Uncountable subsets of $\mathbb{R}$ is bijective to $\mathbb{R}$ The context of the question is the following: We can show that the cantor set is uncountable by showing it is non-empty, perfect, and complete. What I'm not clear on is, to show that it has the same cardinality of $\mathbb{R}$, do you have to invoke some extra axiom into set theory? Please forgive me if the question is very niave, but this is something I've just used intuitively and never really given it much though: the continuum hypothesis says that there is no set whose cardinality is between the cardinality of the integers, and the cardinality of the reals. Wikipedia says that the continuum hypothesis is independent of ZFC, so does that mean that the result (there is a bijection between cantor set and reals) if we adopt the continuum hypothesis, and the proof is not sufficient if we reject the continuum hypothesis? Thanks.
 A: With the Continuum Hypothesis, the fact that the Cantor Set has the same cardinality as $\mathbb{R}$ is trivial; without the Continuum Hypothesis, it's no longer trivial, but it's still true. PedroTamaroff has suggested a good approach to the proof in the comments.
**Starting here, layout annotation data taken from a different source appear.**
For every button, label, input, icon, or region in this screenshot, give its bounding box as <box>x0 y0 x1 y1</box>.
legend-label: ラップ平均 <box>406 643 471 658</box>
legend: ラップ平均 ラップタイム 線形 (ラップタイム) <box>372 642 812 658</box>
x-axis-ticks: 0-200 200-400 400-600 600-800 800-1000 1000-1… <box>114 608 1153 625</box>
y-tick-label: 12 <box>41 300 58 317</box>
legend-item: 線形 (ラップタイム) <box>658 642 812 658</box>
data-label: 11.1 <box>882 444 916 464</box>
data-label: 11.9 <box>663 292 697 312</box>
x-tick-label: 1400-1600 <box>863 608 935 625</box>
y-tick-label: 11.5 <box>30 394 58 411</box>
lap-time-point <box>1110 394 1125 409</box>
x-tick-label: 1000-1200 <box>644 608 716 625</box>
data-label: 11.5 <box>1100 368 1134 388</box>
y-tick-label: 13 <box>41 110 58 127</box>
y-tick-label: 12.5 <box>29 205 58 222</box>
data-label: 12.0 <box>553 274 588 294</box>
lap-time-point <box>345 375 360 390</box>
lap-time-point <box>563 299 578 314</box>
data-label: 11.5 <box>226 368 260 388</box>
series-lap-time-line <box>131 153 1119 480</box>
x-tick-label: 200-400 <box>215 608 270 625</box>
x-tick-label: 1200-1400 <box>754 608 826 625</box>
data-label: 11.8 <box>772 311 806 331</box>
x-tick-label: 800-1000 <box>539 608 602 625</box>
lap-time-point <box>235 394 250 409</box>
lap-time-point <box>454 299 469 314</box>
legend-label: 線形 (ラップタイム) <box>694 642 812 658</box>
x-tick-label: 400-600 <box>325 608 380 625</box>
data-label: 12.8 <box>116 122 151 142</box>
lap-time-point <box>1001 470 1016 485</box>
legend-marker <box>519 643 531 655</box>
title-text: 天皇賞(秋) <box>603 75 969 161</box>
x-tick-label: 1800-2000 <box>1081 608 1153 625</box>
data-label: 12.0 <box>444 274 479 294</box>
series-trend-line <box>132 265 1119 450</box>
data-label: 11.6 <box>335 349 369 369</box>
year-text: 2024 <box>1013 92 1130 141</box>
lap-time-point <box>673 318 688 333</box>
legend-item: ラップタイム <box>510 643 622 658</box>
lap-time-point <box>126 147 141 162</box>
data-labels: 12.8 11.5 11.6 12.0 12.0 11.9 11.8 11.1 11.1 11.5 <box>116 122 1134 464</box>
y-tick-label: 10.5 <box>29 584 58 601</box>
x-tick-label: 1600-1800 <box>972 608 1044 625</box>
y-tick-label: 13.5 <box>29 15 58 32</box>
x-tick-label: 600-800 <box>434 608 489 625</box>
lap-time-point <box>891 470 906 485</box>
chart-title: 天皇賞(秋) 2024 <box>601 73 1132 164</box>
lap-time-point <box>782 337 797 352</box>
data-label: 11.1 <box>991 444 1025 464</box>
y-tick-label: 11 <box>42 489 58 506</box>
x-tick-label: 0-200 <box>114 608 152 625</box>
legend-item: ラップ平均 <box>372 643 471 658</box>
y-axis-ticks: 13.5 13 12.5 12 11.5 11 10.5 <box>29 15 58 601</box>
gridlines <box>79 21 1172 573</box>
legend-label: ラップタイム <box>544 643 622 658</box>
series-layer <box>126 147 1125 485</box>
In fact, though, it's provable in ZFC (that is, without appealing to the Continuum Hypothesis) that all "easily definable" sets of reals (for a particular technical definition of "easily definable") are either countable or of the same cardinality as $\mathbb{R}$. This is actually proved by demonstrating that uncountable "easily definable" sets always contain copies of the Cantor set.
A: No extra axioms other than those in ZFC are required to prove that there is a bijection from the Cantor set to the set $\mathbf{R}$. 
Consider the following facts:
It can be proven (in ZFC) that a Cantor set has the same cardinality as the set $\{0,1\}^{\mathbf{N}}$. 
This set of all countable sequences of $\{0,1\}$ can be show to have the same cardinality as the set $\mathbf{R}$.
Therefore it can be proven that there is a bijection from the Cantor set to the set of reals within the ZFC axiom system. The Jech book contains the details of the proofs.